I am also interested in high-performance computing with Julia. I develop Luma.jl, a package for portable GPU primitives like matrix-vector operations, prefix sum, mapreduce and copy that aim to match vendor-optimized performance, and KernelIntrinsics.jl, which provides currently missing low-level intrinsics.
Session
GPU vendor libraries like cuBLAS deliver excellent performance but come with hard constraints: limited type support, fixed operators, and single-vendor hardware. The Julia GPU ecosystem addresses portability through an abstraction layer: KernelAbstractions.jl lets developers write kernels that compile across CUDA, AMD, Intel, and Apple backends. But abstraction currently comes at a cost: KA.jl lacks the intrinsics needed for fully optimized performance.
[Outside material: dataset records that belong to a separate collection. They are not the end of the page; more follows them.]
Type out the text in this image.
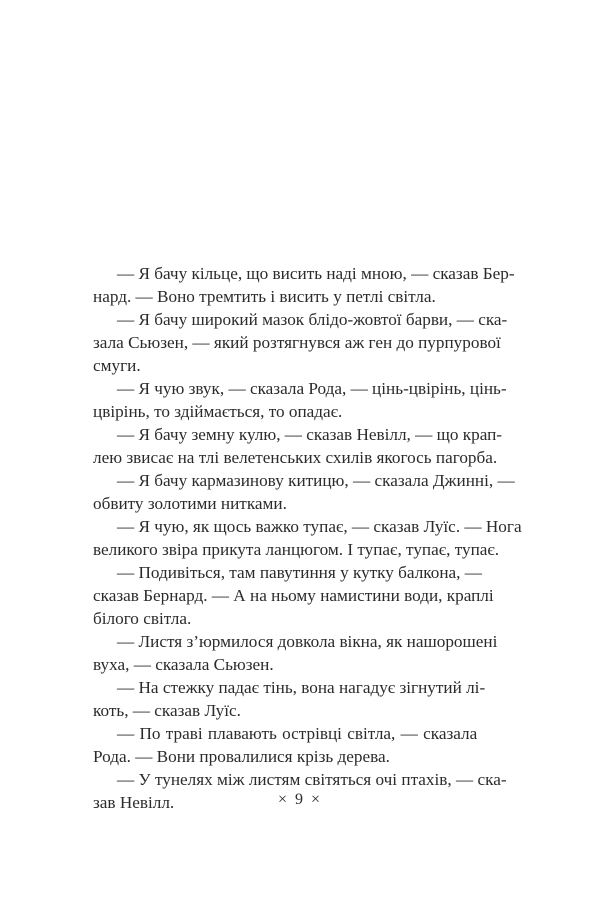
— Я бачу кільце, що висить наді мною, — сказав Бер-
нард. — Воно тремтить і висить у петлі світла.
— Я бачу широкий мазок блідо-жовтої барви, — ска-
зала Сьюзен, — який розтягнувся аж ген до пурпурової
смуги.
— Я чую звук, — сказала Рода, — цінь-цвірінь, цінь-
цвірінь, то здіймається, то опадає.
— Я бачу земну кулю, — сказав Невілл, — що крап-
лею звисає на тлі велетенських схилів якогось пагорба.
— Я бачу кармазинову китицю, — сказала Джинні, —
обвиту золотими нитками.
— Я чую, як щось важко тупає, — сказав Луїс. — Нога
великого звіра прикута ланцюгом. І тупає, тупає, тупає.
— Подивіться, там павутиння у кутку балкона, —
сказав Бернард. — А на ньому намистини води, краплі
білого світла.
— Листя з’юрмилося довкола вікна, як нашорошені
вуха, — сказала Сьюзен.
— На стежку падає тінь, вона нагадує зігнутий лі-
коть, — сказав Луїс.
— По траві плавають острівці світла, — сказала
Рода. — Вони провалилися крізь дерева.
— У тунелях між листям світяться очі птахів, — ска-
зав Невілл.	× 9 ×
Warp operations on extended types, vectorized memory access, and explicit memory ordering for inter-workgroup communication are missing. We introduce KernelForge.jl, a Julia package proving that portable GPU code can match vendor-optimized performance. To make this possible, we developed KernelIntrinsics.jl, which exposes the missing primitives (currently CUDA-only, though the approach extends to other backends). KernelForge.jl provides kernels for matrix-vector and vector-matrix products with arbitrary operators and bitstype elements, mapreduce over 1D and 2D arrays, prefix scan, and copy operations. Each is implemented as a single kernel using vectorized loads/stores to saturate memory bandwidth as much as possible, warp-level reductions, and strong memory ordering for correct inter-workgroup synchronization. Benchmarks show that KernelForge.jl matches or exceeds both proprietary CUDA functions and NVIDIA's CUB library. The kernels are stable and tested, though views and strided arrays are not yet supported. The goal is straightforward: open-source GPU code that is efficient, flexible, and eventually portable.